La phrase est lâchée au détour d’une question. L’air de rien, visiblement sans se douter de l’impact qu’elle peut avoir sur le déroulé d’un tel procès.

A la barre : Sylvie Chochois, ancienne assistante familiale de Jonathan. Elle l’a accueilli pendant six ans, à partir de son placement en février 2000 pour des faits de violences par son père.

Elle voit ainsi arriver un enfant qui « ne mangeait pas bien, il mangeait avec ses mains. » Qui explique qu’il ne mange pas avec une fourchette car chez ses parents elles servent aux pénétrations, lui demande si elle a des cassettes porno. « Dans la bouche d’un enfant de cinq ans, c’est choquant ».

Puis il est question de l’accusé. Que Jonathan n’a jamais évoqué avant sa déclaration à la barre hier. Et là surprise. Sylvie Chochois révèle : « un jour, Jonathan a entendu parler de « Legrand », il m’a demandé c’est son nom où c’est parce qu’il est grand ? »

La salle se fige. Le président se redresse subitement. Lui demande de répéter. Souligne : « vous comprenez l’importance de cette déclaration, Madame? C’est la première fois qu’on entend cela. »
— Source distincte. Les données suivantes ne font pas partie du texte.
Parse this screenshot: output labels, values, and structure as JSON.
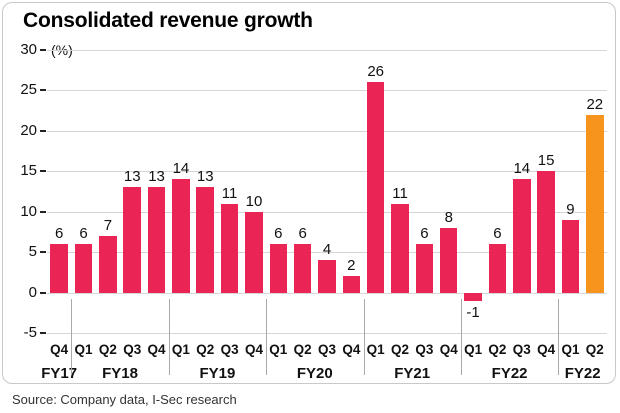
{
  "title": "Consolidated revenue growth",
  "source": "Source: Company data, I-Sec research",
  "chart_data": {
    "type": "bar",
    "title": "Consolidated revenue growth",
    "unit_label": "(%)",
    "ylim": [
      -5,
      30
    ],
    "yticks": [
      30,
      25,
      20,
      15,
      10,
      5,
      0,
      -5
    ],
    "grid": true,
    "groups": [
      {
        "fy": "FY17",
        "quarters": [
          "Q4"
        ],
        "values": [
          6
        ]
      },
      {
        "fy": "FY18",
        "quarters": [
          "Q1",
          "Q2",
          "Q3",
          "Q4"
        ],
        "values": [
          6,
          7,
          13,
          13
        ]
      },
      {
        "fy": "FY19",
        "quarters": [
          "Q1",
          "Q2",
          "Q3",
          "Q4"
        ],
        "values": [
          14,
          13,
          11,
          10
        ]
      },
      {
        "fy": "FY20",
        "quarters": [
          "Q1",
          "Q2",
          "Q3",
          "Q4"
        ],
        "values": [
          6,
          6,
          4,
          2
        ]
      },
      {
        "fy": "FY21",
        "quarters": [
          "Q1",
          "Q2",
          "Q3",
          "Q4"
        ],
        "values": [
          26,
          11,
          6,
          8
        ]
      },
      {
        "fy": "FY22",
        "quarters": [
          "Q1",
          "Q2",
          "Q3",
          "Q4"
        ],
        "values": [
          -1,
          6,
          14,
          15
        ]
      },
      {
        "fy": "FY22",
        "quarters": [
          "Q1",
          "Q2"
        ],
        "values": [
          9,
          22
        ]
      }
    ],
    "highlight": {
      "group": 6,
      "index": 1
    },
    "colors": {
      "bar": "#ea2454",
      "highlight_bar": "#f7941d",
      "grid": "#d6d6d6",
      "separator": "#a9a9a9",
      "tick": "#222222"
    },
    "legend": null
  }
}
Elle acquiesce. Alors le président cherche à comprendre le contexte. Mais, quinze ans après, l’assistante familiale a oublié. Ne reste alors que des interprétations. Jonathan voulait-il une précision sur quelqu’un qu’il connaissait ou des informations sur quelqu’un qu’il ne connaissait pas ? Les parties civiles tentent de favoriser la première option. L’avocat de la défense, Me Julien Delarue rappelle qu’il plaide en faveur de la deuxième hypothèse depuis quinze ans. Même le président s’y perd.

Et pourtant, cela pourrait être un tournant du procès.